Шрифт:
Интервал:
Закладка:
А может быть, отец не захотел иметь ничего общего с Яной, потому что ее мама была явно не в себе. Однако это не помешало ему общаться с ней все то время, пока он был жив.
Яна вдруг осознала, что почти ничего не знает об истории своих родителей. Мама всегда находила какие-то нелепые отговорки или быстро меняла тему. Вот как сейчас. Отца уже не спросишь. Яна задумчиво уставилась на свое отражение на полированной поверхности стола.
— Яна, поторопись. Тебе еще зубы чистить.
Яна встретилась взглядом со своим отражением, и ее озарило: Лев Константинович должен был знать об этой истории. Они ведь с отцом были лучшими друзьями.
Кажется, Лев Константинович сегодня в офисе ее не ждал.
— О, а я думал, ты дома осталась, — объявил он, выглянув в приемную, в которую Яна вбежала, опоздав на работу на сорок минут.
— Я сейчас все сделаю, — запыхавшись, выпалила Яна.
— Да успеется. Как ты себя чувствуешь? — Лев Константинович присел на край ее стола, наблюдая за тем, как Яна, путаясь в рукавах, стаскивает пальто.
— Хорошо, — Яна выдавила из себя улыбку, но, кажется, совсем не убедила Льва Константиновича. — А как Дима?
— Нормально, — ответил босс и ничего не добавил.
Правильно. Кто она такая, чтобы с ней объясняться?
— Лев Константинович, а можно задать личный вопрос? — решилась Яна.
— Смотря насколько личный, — серьезно глядя на нее, ответил тот, и Яна вспомнила, как сидела вчера у него на кухне.
«Со Львом такое не пройдет», — прозвучал в голове мамин голос. Да и плевать. Она ведь правда не собиралась. Ей ведь просто хотелось, чтобы о ней заботились. И неважно кто.
— Вы ведь хорошо знали Алексея Волкова?
— Более чем, — вопреки ожиданиям, Лев Константинович не только не расслабился, оттого что Яна завела речь не о нем, но и, кажется, еще сильнее напрягся.

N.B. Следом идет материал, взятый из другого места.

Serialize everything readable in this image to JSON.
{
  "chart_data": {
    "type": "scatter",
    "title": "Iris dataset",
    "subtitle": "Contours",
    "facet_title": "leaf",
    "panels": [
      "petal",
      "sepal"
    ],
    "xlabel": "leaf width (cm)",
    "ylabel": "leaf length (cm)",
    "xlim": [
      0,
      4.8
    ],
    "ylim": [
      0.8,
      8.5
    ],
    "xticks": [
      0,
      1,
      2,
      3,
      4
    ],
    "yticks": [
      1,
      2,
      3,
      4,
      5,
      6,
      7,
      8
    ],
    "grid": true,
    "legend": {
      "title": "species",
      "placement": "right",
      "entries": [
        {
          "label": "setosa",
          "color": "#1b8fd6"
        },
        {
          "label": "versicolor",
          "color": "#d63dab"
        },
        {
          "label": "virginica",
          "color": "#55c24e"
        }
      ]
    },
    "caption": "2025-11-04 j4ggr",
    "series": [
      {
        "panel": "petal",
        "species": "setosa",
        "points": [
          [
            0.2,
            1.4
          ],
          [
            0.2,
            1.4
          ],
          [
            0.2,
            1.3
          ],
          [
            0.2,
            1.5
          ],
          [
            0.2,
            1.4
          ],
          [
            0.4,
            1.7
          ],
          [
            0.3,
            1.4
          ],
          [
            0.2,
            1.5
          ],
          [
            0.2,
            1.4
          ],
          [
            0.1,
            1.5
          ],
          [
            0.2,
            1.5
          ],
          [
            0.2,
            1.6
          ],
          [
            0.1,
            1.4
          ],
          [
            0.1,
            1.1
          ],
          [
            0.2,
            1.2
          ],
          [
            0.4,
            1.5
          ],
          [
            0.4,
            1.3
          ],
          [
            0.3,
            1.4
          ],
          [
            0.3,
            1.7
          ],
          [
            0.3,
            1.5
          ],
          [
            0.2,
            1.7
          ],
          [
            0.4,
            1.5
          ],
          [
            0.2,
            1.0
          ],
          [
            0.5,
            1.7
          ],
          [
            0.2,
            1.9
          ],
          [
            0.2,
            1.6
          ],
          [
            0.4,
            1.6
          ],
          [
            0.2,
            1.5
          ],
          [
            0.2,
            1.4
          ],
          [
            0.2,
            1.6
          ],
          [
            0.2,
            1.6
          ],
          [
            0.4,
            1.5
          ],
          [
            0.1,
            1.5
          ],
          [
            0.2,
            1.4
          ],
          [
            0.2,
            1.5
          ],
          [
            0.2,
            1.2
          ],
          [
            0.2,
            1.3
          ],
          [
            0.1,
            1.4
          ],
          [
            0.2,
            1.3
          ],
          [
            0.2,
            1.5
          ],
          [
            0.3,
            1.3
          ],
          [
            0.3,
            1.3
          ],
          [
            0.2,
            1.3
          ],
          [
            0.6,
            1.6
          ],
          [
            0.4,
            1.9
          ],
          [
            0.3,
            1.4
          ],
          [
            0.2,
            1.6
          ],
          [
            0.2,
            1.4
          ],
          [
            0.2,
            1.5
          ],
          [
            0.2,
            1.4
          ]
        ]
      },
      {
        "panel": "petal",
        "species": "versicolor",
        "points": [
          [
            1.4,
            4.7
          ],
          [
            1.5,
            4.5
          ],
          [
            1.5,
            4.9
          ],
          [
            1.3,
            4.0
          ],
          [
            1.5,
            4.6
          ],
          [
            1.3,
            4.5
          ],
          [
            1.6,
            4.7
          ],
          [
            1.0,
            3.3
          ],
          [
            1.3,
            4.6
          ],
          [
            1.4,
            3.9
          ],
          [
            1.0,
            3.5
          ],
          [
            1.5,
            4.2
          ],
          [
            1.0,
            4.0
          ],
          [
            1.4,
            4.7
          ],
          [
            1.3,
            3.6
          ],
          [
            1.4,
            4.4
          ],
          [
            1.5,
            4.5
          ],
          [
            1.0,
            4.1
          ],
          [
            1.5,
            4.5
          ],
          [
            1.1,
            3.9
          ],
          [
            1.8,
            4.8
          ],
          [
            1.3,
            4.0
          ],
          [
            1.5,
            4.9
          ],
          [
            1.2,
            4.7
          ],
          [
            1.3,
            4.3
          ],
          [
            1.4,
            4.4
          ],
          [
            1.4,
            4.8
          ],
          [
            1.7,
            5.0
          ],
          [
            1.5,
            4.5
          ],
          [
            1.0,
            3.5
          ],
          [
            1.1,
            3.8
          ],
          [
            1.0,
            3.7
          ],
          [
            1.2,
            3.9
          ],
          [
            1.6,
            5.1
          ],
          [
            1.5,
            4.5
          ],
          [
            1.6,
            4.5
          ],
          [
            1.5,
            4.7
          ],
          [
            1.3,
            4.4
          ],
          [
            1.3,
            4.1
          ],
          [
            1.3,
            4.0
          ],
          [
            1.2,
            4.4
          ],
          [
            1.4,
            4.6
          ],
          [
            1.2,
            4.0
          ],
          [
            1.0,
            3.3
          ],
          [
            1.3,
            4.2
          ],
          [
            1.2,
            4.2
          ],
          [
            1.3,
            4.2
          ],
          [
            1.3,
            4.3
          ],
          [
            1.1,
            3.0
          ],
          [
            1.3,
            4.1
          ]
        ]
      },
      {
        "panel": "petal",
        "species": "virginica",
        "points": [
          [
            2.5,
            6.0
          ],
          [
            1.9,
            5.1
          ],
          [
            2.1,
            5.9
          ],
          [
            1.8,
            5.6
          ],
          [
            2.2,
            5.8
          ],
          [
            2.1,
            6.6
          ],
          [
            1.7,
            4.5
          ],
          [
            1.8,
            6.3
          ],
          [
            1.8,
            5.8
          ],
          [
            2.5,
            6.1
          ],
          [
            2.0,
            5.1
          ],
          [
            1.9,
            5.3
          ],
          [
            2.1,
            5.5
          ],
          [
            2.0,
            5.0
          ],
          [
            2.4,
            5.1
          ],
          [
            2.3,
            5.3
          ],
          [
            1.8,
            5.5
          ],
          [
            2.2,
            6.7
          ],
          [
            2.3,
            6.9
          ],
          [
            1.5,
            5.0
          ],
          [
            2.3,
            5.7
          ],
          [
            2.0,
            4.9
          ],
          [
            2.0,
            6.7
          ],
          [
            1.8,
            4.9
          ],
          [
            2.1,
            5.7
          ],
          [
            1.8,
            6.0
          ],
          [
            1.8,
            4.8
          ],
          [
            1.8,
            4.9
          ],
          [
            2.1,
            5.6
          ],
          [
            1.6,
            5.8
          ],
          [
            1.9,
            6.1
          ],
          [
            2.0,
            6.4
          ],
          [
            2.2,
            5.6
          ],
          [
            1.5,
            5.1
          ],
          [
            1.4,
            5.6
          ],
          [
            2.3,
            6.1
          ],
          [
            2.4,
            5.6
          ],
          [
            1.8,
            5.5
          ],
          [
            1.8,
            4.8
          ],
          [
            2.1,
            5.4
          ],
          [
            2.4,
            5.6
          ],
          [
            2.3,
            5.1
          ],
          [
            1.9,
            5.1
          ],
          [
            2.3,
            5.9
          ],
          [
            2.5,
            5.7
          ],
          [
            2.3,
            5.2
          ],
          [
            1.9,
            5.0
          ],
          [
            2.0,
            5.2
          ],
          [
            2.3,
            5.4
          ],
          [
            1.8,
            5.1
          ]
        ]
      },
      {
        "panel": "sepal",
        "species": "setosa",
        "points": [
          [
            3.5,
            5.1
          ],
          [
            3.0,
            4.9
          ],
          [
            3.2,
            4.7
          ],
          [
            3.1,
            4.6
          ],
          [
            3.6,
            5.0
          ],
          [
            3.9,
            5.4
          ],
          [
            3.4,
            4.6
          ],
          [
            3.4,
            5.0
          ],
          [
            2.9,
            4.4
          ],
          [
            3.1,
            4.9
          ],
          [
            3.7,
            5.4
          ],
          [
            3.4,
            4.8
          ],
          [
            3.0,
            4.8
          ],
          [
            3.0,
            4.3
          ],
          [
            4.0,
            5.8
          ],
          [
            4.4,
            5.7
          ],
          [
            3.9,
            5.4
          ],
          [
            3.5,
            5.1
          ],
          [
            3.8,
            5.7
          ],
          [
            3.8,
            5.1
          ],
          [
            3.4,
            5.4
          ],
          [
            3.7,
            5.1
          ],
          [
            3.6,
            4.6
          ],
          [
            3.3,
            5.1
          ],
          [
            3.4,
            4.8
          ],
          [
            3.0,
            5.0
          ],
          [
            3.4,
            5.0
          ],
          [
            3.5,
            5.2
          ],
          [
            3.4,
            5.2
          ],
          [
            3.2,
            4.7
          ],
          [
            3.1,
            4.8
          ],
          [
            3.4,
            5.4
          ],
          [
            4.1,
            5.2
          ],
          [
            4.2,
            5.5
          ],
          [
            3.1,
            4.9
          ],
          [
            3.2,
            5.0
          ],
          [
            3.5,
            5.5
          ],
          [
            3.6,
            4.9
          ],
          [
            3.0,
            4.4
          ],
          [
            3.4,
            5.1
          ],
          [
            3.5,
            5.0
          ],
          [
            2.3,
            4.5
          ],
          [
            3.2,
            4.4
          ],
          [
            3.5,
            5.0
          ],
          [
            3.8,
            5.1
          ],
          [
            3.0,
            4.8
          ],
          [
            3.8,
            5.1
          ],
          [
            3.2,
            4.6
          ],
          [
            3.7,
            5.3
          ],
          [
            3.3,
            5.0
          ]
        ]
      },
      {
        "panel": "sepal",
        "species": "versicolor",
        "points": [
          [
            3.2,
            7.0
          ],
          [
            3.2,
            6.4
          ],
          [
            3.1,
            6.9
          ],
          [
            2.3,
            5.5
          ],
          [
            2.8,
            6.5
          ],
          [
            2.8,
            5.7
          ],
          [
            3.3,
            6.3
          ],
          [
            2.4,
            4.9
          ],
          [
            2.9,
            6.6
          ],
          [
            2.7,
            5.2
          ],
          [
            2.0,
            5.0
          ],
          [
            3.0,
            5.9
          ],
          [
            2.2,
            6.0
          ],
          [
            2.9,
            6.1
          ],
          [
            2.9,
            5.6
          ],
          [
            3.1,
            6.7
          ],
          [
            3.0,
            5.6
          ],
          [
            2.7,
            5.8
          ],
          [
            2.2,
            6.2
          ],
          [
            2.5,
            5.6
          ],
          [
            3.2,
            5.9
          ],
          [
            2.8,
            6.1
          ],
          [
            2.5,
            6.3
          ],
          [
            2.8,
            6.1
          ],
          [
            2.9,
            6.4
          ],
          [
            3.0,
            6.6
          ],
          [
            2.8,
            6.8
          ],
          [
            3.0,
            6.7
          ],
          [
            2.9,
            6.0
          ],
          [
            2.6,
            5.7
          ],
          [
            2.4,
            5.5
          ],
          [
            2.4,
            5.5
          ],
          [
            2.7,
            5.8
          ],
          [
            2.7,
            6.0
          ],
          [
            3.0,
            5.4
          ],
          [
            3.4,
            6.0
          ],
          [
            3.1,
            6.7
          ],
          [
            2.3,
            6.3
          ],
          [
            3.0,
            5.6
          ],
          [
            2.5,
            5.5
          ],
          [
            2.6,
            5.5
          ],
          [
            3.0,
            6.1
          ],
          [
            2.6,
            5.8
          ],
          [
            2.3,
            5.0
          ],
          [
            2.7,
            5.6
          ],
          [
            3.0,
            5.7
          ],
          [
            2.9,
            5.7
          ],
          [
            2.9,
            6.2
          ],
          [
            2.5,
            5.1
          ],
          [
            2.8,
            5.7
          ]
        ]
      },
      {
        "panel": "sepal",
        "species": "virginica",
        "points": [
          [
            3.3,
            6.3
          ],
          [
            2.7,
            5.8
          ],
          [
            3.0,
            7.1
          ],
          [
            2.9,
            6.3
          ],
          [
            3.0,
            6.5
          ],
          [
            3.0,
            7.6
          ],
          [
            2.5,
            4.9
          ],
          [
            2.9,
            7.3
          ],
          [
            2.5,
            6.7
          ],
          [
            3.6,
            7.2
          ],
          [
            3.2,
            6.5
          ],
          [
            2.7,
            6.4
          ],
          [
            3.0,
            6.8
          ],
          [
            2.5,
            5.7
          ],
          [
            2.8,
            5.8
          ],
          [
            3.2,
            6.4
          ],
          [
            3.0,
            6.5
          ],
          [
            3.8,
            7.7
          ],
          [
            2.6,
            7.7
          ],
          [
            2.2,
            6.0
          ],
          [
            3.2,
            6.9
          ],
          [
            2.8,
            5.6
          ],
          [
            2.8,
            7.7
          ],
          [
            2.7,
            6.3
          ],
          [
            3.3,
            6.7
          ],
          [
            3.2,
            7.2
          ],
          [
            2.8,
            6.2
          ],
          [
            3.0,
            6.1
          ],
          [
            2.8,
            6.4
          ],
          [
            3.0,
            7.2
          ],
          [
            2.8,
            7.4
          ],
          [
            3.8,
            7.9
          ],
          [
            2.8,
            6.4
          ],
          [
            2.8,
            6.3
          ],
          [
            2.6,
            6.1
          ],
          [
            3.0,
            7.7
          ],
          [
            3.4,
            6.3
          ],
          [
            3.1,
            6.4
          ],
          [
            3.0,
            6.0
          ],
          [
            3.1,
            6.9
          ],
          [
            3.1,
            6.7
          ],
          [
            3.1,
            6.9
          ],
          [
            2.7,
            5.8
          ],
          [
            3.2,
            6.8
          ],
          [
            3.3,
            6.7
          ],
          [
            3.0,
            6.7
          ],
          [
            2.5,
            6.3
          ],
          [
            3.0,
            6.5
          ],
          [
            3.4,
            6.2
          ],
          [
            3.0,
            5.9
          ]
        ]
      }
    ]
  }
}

— Мы никогда не виделись с ним, — осторожно подбирая слова, начала Яна.
— Я знаю.
— А не знаете почему?
— Ты вот что… индусам напиши, а то они ждут. А об этом лучше с матерью поговори.
Лев Константинович легко поднялся со стола, и Яна заняла свое место. Сесть за стол, пока на нем сидел босс, по ее мнению, было не к месту.
— А что, если она не хочет со мной об этом говорить?
— Ну, значит, эта тайна… — театральным тоном начал Лев Константинович и почему-то осекся.
— Снова уйдет в могилу? — горько усмехнулась Яна.
— Ян…
— Я имею право знать, почему он ни разу не увиделся со мной. Почему не принимал никакого участия в моей жизни и…
— Полина Викторовна? — громко произнес босс, и Яна вздрогнула всем телом. — Сергей приехал?
— Сергей Евгеньевич будет через сорок минут. На заводе вчера произошло ЧП. Один из наших студентов чуть в окно не вышел.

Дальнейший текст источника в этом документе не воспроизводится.